Die Geschichte von Messerschmitt und FMR ist eine der ungewöhnlichsten der deutschen Automobilgeschichte – geboren aus Kriegsfolgen, Erfindungsgeist und dem unbändigen Wunsch der Deutschen nach Mobilität.

Fritz Fend war der eigentliche Vater des Kabinenrollers. Der Flugzeugingenieur hatte nach dem Zweiten Weltkrieg zunächst dreirädrige Invalidenfahrzeuge gebaut, den sogenannten Fend Flitzer. Schon früh erkannte er, dass auch gesunde Menschen diese praktischen Kleinstfahrzeuge kauften. 1952 wandte er sich an Willy Messerschmitt, dessen Regensburger Rüstungsbetrieb nach dem Krieg keine Flugzeuge mehr bauen durfte. Die Zusammenarbeit war für beide Seiten ideal: Fend brachte das Konzept, Messerschmitt die Produktionskapazitäten.

Im Februar 1953 rollte der erste KR175 vom Band – „KR" steht für Kabinenroller, also „Roller mit Kabine". Das Fahrzeug war radikal anders als alles, was die Deutschen bis dahin kannten: Tandemsitzanordnung wie im Cockpit eines Jagdflugzeugs, eine seitlich aufklappende Plexiglashaube, ein 173-cm³-Fichtel-&-Sachs-Zweitaktmotor mit 9 PS und ein Gewicht von nur 210 kg. Rund 15.000 Exemplare entstanden bis 1955.

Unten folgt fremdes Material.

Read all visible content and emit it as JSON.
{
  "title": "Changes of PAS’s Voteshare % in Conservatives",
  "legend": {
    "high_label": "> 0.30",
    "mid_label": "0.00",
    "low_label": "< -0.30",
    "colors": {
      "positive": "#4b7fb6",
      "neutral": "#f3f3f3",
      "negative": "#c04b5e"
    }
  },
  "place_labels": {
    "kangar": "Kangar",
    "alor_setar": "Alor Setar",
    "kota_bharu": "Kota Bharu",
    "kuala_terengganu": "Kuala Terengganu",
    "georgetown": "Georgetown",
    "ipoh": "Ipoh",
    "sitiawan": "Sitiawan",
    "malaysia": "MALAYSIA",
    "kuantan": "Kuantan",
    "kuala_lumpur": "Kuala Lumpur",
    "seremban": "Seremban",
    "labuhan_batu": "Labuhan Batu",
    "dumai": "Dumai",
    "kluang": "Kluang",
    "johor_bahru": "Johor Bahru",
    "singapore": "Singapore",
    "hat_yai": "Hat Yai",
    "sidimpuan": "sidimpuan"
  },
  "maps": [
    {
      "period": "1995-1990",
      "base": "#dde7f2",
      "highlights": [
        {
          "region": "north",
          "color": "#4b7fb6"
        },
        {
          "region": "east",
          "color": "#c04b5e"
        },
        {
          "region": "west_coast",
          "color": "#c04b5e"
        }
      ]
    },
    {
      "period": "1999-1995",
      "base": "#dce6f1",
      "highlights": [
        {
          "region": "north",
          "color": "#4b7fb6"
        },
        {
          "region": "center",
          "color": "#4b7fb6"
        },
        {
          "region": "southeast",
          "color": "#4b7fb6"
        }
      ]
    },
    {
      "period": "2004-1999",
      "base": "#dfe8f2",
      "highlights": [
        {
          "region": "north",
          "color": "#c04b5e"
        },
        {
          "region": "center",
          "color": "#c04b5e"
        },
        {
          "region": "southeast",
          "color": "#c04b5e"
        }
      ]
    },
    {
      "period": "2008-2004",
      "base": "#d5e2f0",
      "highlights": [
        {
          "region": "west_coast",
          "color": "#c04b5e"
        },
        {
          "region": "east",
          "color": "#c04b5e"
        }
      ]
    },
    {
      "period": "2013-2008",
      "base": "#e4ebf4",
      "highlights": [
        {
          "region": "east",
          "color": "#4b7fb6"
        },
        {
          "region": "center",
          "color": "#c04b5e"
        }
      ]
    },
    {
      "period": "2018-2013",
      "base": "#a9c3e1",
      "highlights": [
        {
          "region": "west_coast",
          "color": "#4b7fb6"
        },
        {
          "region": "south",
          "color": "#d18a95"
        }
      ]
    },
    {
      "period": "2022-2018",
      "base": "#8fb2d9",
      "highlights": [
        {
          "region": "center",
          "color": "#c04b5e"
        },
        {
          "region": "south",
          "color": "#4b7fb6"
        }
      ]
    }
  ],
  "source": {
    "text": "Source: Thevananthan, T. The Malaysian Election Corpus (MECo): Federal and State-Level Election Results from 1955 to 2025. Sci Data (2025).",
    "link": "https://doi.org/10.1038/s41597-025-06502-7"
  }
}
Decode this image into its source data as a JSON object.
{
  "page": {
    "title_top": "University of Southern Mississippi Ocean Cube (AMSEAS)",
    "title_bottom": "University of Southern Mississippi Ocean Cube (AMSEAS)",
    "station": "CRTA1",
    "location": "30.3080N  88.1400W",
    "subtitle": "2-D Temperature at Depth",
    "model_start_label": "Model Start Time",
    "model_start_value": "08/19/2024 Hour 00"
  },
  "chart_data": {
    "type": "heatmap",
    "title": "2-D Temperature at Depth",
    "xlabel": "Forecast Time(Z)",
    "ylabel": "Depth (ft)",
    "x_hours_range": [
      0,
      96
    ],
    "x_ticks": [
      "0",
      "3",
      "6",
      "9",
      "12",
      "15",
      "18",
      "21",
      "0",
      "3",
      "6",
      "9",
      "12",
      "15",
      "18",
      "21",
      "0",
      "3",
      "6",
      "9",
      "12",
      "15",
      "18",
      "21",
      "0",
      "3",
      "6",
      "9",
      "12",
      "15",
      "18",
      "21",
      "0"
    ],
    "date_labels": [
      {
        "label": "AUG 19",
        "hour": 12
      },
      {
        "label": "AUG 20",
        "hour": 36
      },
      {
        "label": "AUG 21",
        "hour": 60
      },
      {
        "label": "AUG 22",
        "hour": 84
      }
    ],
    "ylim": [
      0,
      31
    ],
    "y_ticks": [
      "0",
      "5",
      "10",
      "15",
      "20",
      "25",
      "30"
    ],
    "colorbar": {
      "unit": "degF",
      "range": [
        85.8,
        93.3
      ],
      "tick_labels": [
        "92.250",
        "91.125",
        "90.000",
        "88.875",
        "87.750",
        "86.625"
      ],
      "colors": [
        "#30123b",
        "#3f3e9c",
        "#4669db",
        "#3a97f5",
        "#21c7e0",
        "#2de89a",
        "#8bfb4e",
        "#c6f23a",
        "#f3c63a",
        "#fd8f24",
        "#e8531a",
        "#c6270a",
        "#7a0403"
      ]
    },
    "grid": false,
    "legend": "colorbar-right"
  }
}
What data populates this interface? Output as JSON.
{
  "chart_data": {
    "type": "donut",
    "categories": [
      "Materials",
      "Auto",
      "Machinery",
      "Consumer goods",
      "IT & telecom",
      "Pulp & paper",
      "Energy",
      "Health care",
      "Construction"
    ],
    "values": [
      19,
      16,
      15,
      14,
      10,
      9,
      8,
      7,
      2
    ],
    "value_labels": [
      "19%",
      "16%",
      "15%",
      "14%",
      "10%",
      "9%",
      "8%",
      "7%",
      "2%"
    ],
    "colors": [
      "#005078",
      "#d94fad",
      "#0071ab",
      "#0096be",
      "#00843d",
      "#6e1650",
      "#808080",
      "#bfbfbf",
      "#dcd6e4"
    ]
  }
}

1955 folgte der KR200 – eine umfassende Überarbeitung mit 191-cm³-Motor (10 PS), verbesserter Federung mit Hydraulikstoßdämpfern, größeren Reifen und einer überarbeiteten Haube. Der KR200 wurde zum eigentlichen Verkaufsschlager: Im ersten Jahr allein wurden fast 12.000 Stück verkauft. Insgesamt entstanden 30.286 Exemplare bis 1964. Besonders begehrt sind heute die Kabriolett-Versionen (ab 1958) und der offene KR201 Roadster.

1956 änderte sich die Unternehmensstruktur grundlegend: Messerschmitt durfte wieder Flugzeuge bauen und zog sich aus dem Kleinstwagengeschäft zurück. Fend übernahm gemeinsam mit dem Bremsen- und Nabenzulieferer Valentin Knott die Produktion und gründete die Fahrzeug- und Maschinenbau GmbH Regensburg (FMR). Der Name Messerschmitt blieb auf den Fahrzeugen erhalten, doch das neue FMR-Rautenlogo erschien auf späteren Modellen.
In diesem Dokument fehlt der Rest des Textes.